Royal Dutch Shell yesterday said it had decided to postpone a coal-to-liquids (CTL) joint project with Shenhua Group in the Ningxia Hui autonomous region.
"In a period of economic downturn, we have postponed the project due to a number of reasons," Lim Haw Kuang, executive chairman of Shell Companies in China, told China Daily yesterday, without elaborating.
But the company will keep playing an active role in China's coal gasification sector, he added.
In 2006, Shell signed an agreement with Shenhua Ningxia Coal Industry Co, a subsidiary of China's largest coal producer Shenhua, to start feasibility study on a coal-to-liquids project.

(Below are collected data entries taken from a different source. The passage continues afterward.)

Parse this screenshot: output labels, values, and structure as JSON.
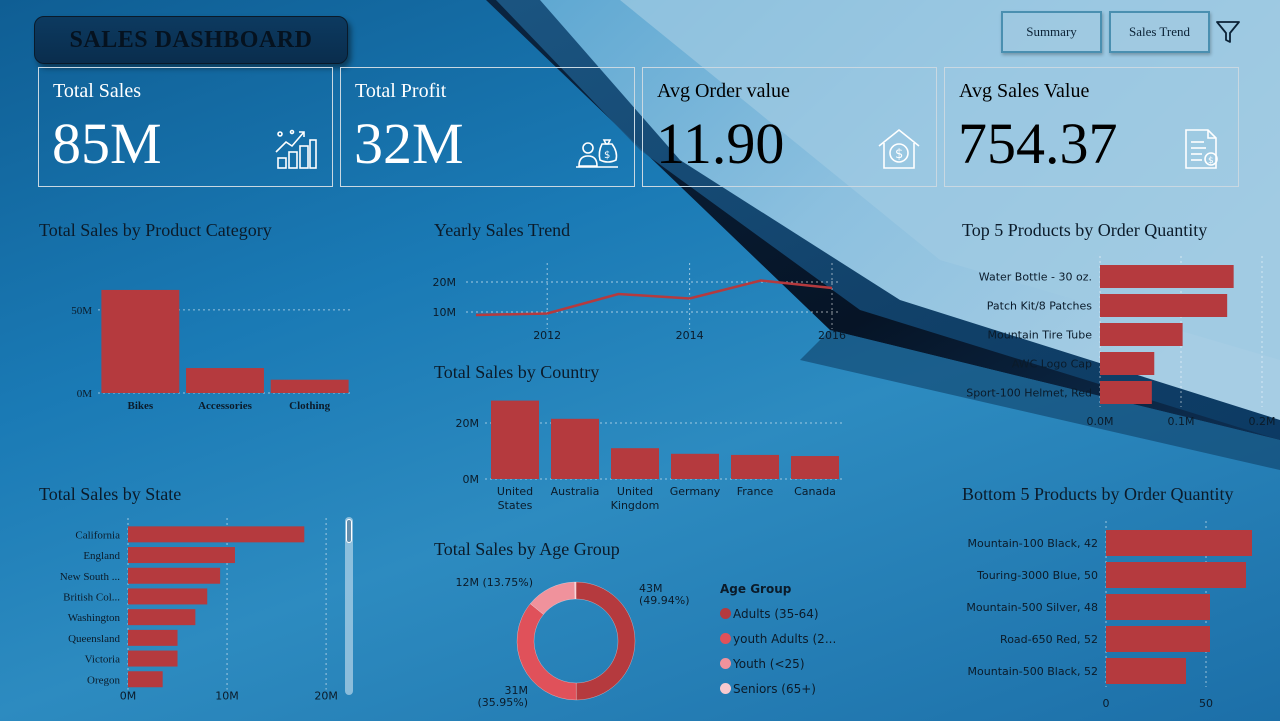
{
  "header": {
    "title": "SALES DASHBOARD",
    "nav": [
      {
        "label": "Summary"
      },
      {
        "label": "Sales Trend"
      }
    ],
    "filter_icon": "filter-icon"
  },
  "kpis": [
    {
      "label": "Total Sales",
      "value": "85M",
      "icon": "sales-growth-icon"
    },
    {
      "label": "Total Profit",
      "value": "32M",
      "icon": "profit-money-bag-icon"
    },
    {
      "label": "Avg Order value",
      "value": "11.90",
      "icon": "house-dollar-icon"
    },
    {
      "label": "Avg Sales Value",
      "value": "754.37",
      "icon": "invoice-icon"
    }
  ],
  "colors": {
    "bar": "#b53a3e",
    "accent_dark": "#0a2d4d",
    "donut": [
      "#b53a3e",
      "#e0515a",
      "#f0929c",
      "#f8c9cf"
    ]
  },
  "charts": {
    "category": {
      "title": "Total Sales by Product Category"
    },
    "yearly": {
      "title": "Yearly Sales Trend"
    },
    "country": {
      "title": "Total Sales by Country"
    },
    "state": {
      "title": "Total Sales by State"
    },
    "age": {
      "title": "Total Sales by Age Group",
      "legend_title": "Age Group"
    },
    "top5": {
      "title": "Top 5 Products by Order Quantity"
    },
    "bottom5": {
      "title": "Bottom 5 Products by Order Quantity"
    }
  },
  "chart_data": [
    {
      "id": "category",
      "type": "bar",
      "title": "Total Sales by Product Category",
      "categories": [
        "Bikes",
        "Accessories",
        "Clothing"
      ],
      "values": [
        62,
        15,
        8
      ],
      "ylim": [
        0,
        80
      ],
      "yticks": [
        {
          "v": 0,
          "label": "0M"
        },
        {
          "v": 50,
          "label": "50M"
        }
      ],
      "grid": true
    },
    {
      "id": "yearly",
      "type": "line",
      "title": "Yearly Sales Trend",
      "x": [
        2011,
        2012,
        2013,
        2014,
        2015,
        2016
      ],
      "values": [
        9,
        9.5,
        16,
        14.5,
        20.5,
        18
      ],
      "xticks": [
        {
          "v": 2012,
          "label": "2012"
        },
        {
          "v": 2014,
          "label": "2014"
        },
        {
          "v": 2016,
          "label": "2016"
        }
      ],
      "yticks": [
        {
          "v": 10,
          "label": "10M"
        },
        {
          "v": 20,
          "label": "20M"
        }
      ],
      "ylim": [
        5,
        25
      ],
      "grid": true
    },
    {
      "id": "country",
      "type": "bar",
      "title": "Total Sales by Country",
      "categories": [
        [
          "United",
          "States"
        ],
        [
          "Australia"
        ],
        [
          "United",
          "Kingdom"
        ],
        [
          "Germany"
        ],
        [
          "France"
        ],
        [
          "Canada"
        ]
      ],
      "values": [
        28,
        21.5,
        11,
        9,
        8.6,
        8.2
      ],
      "ylim": [
        0,
        30
      ],
      "yticks": [
        {
          "v": 0,
          "label": "0M"
        },
        {
          "v": 20,
          "label": "20M"
        }
      ],
      "grid": true
    },
    {
      "id": "state",
      "type": "bar",
      "orientation": "horizontal",
      "title": "Total Sales by State",
      "categories": [
        "California",
        "England",
        "New South ...",
        "British Col...",
        "Washington",
        "Queensland",
        "Victoria",
        "Oregon"
      ],
      "values": [
        17.8,
        10.8,
        9.3,
        8.0,
        6.8,
        5.0,
        5.0,
        3.5
      ],
      "xlim": [
        0,
        21
      ],
      "xticks": [
        {
          "v": 0,
          "label": "0M"
        },
        {
          "v": 10,
          "label": "10M"
        },
        {
          "v": 20,
          "label": "20M"
        }
      ],
      "grid": true
    },
    {
      "id": "age",
      "type": "pie",
      "title": "Total Sales by Age Group",
      "legend_title": "Age Group",
      "slices": [
        {
          "name": "Adults (35-64)",
          "value": 49.94,
          "label": [
            "43M",
            "(49.94%)"
          ]
        },
        {
          "name": "youth Adults (2...",
          "value": 35.95,
          "label": [
            "31M",
            "(35.95%)"
          ]
        },
        {
          "name": "Youth (<25)",
          "value": 13.75,
          "label": [
            "12M (13.75%)"
          ]
        },
        {
          "name": "Seniors (65+)",
          "value": 0.36,
          "label": []
        }
      ]
    },
    {
      "id": "top5",
      "type": "bar",
      "orientation": "horizontal",
      "title": "Top 5 Products by Order Quantity",
      "categories": [
        "Water Bottle - 30 oz.",
        "Patch Kit/8 Patches",
        "Mountain Tire Tube",
        "AWC Logo Cap",
        "Sport-100 Helmet, Red"
      ],
      "values": [
        0.165,
        0.157,
        0.102,
        0.067,
        0.064
      ],
      "xlim": [
        0,
        0.2
      ],
      "xticks": [
        {
          "v": 0,
          "label": "0.0M"
        },
        {
          "v": 0.1,
          "label": "0.1M"
        },
        {
          "v": 0.2,
          "label": "0.2M"
        }
      ],
      "grid": true
    },
    {
      "id": "bottom5",
      "type": "bar",
      "orientation": "horizontal",
      "title": "Bottom 5 Products by Order Quantity",
      "categories": [
        "Mountain-100 Black, 42",
        "Touring-3000 Blue, 50",
        "Mountain-500 Silver, 48",
        "Road-650 Red, 52",
        "Mountain-500 Black, 52"
      ],
      "values": [
        73,
        70,
        52,
        52,
        40
      ],
      "xlim": [
        0,
        74
      ],
      "xticks": [
        {
          "v": 0,
          "label": "0"
        },
        {
          "v": 50,
          "label": "50"
        }
      ],
      "grid": true
    }
  ]
}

The plant, which was expected to convert coal into oil products such as petroleum and diesel, was estimated to cost US$5-6 billion, according to Shell.
The project would have used Shell's indirect coal liquefaction technology, which turns coal first to gas and then liquefies it into fuels. It would have been able to yield 3 million tons of oil a year, said the company.
Besides this project, Shenhua had also signed an agreement with Sasol from South Africa to study a coal-to-liquids project in Ningxia.
Last year, Shenhua completed construction of a 10 billion yuan coal-to-oil project in Ordos in Inner Mongolia, which uses direct coal liquefaction technology.
China is a key part of Shell's long-term strategy to expand in faster-growing markets, company CEO Jeroen van der Veer said yesterday. The company, which is the second-largest non-government controlled oil company by market value, has been downsizing its refining and retail assets in Europe and Africa as demand falls in the regions.
The company is talking to possible Chinese partners about a joint bid to develop oil fields in Iraq, said the CEO.
However, he did not disclose the names of these Chinese companies, and which field they might bid for.
He said the deadline for the bidding is expected to be in late June or early July and the partnership details would be announced then.
Last year, China National Petroleum Corporation signed an agreement to jointly develop an oilfield in Iraq, which is among Iraq's first batch of joint-venture oil projects since the US-led invasion in 2003.
Under the agreement, China's largest oil company will help Iraqi partners develop the Al-Ahdab oilfield, 180 km southeast of Baghdad. The deal is worth US$2.9 billion.